Yesterday on my way back from a little visit to RAF Blakehill Farm ( bugger all to see btw ) I stopped off and had a look at the derelict coaches on the local heritage railway. 

So this bloke walks over (I'm on public land still at this point btw, Sustrans cycle path) who proceedes to warn me recent changes in the railway bye laws now mean HRA run railways are now protected by the law in the same way main line (Network Rail) property is. 

I used to work on the railway, both main line and preserved lines and was always aware that heritage lines were NOT subject to the railway bye laws in terms of trespass. So has this now changed so that the BTP can intervene one preserved lines?

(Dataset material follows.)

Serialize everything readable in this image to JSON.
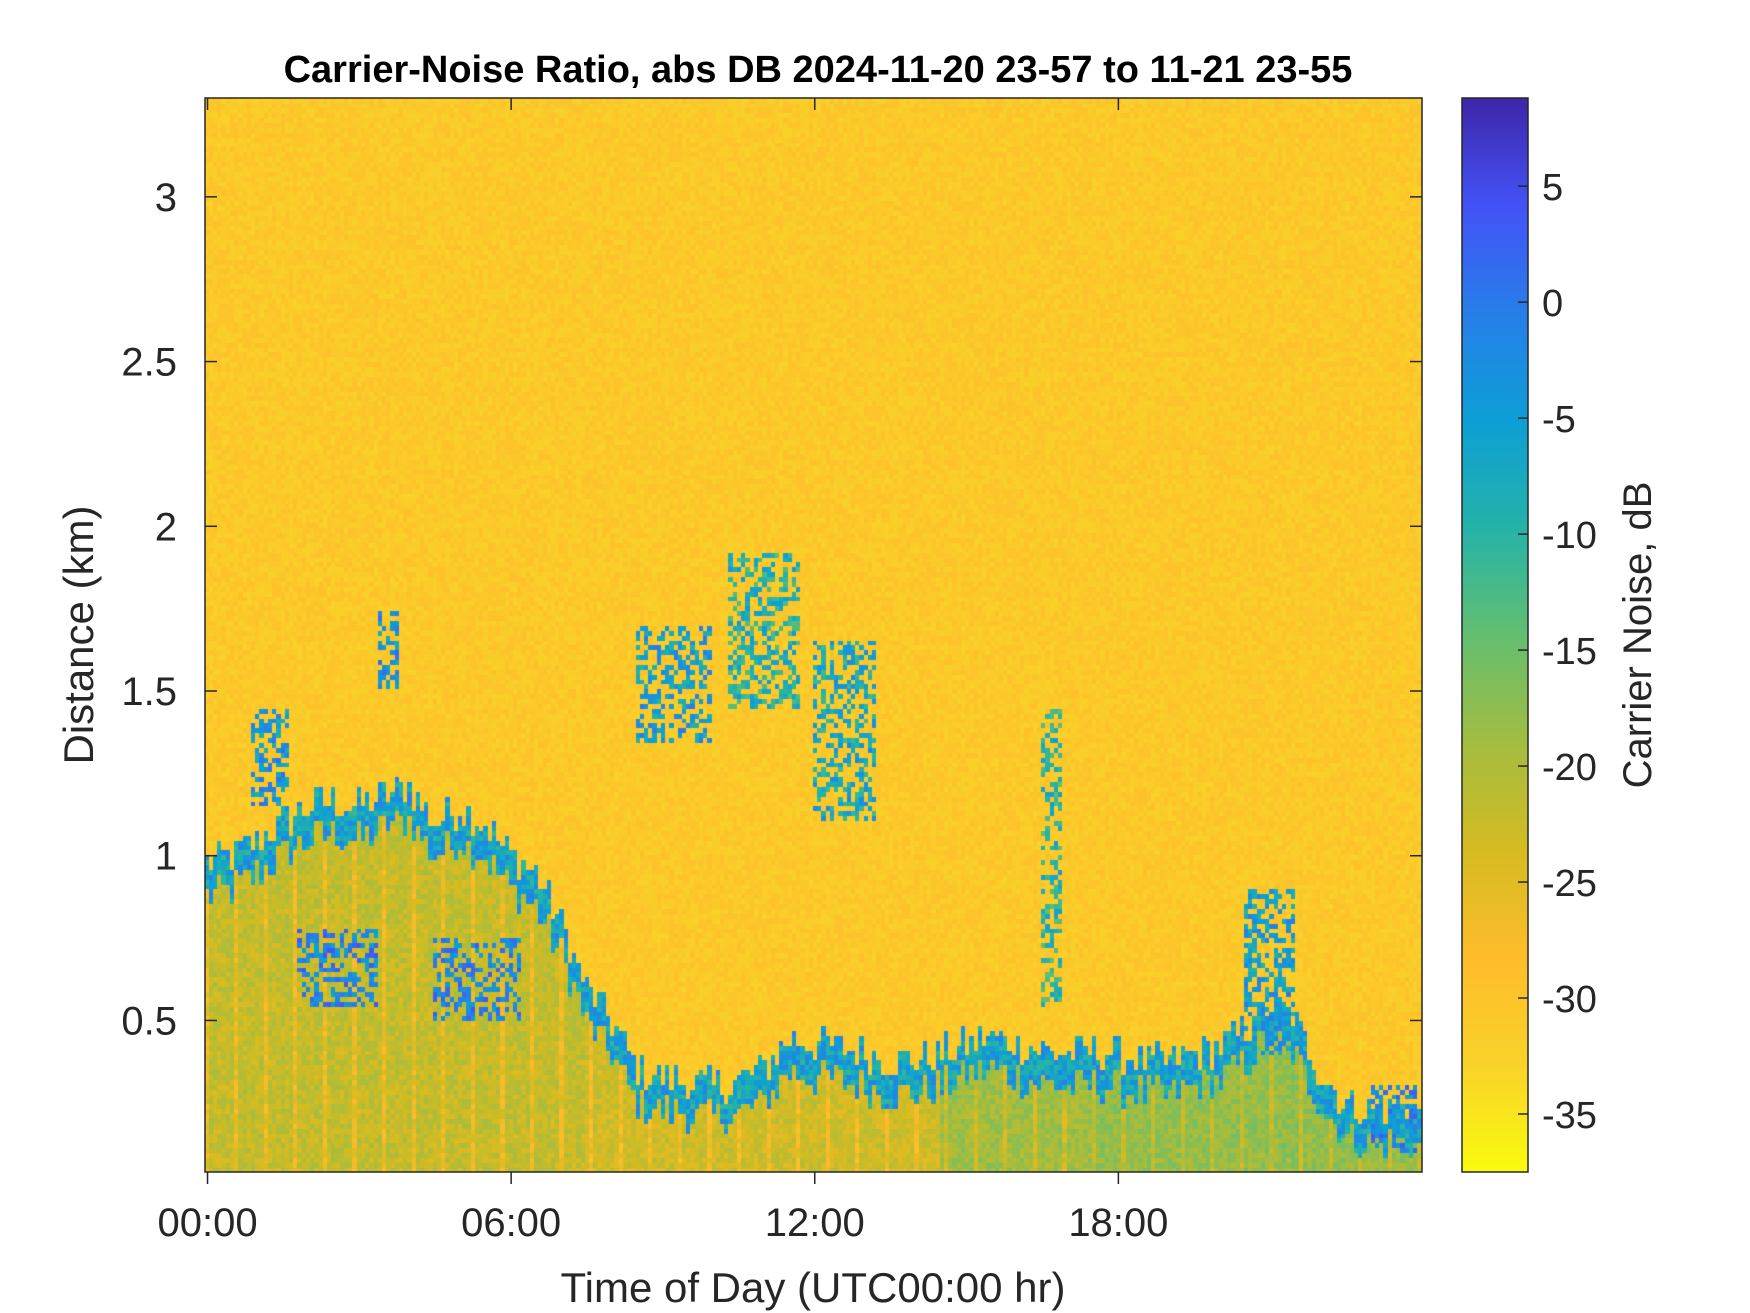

I can't find any material on the web to go either way. 

Help?...


----------



## Dirus_Strictus (Jan 23, 2013)

I think some changes were being considered a while back when certain organisations were looking at running commercial timetables between a & b etc. In the one case of which I do know a few meagre details, there could have been an 'overlap' in the boundaries of Network Rail and the re-opened line - hence perhaps the tidying up of the law being considered. However that particular project never got past the initial discussion stage. I suspect one needs to look up the definition of a 'commercial railway' within the bye-laws and see if it is this particular aspect of the preserved PW that has wandered under the wing of the BTP.


----------



## Derelictspaces (Jan 23, 2013)

Agreed. It could be an as circumstance dictates kind of situation. The local line to me. The Swindon and Cricklade certainly doesn't overlap any BTP covered area but if they now have some sort of timetable running that could dictate their legal status in terms of police response. 

More digging is required, I shall update you as I find things


----------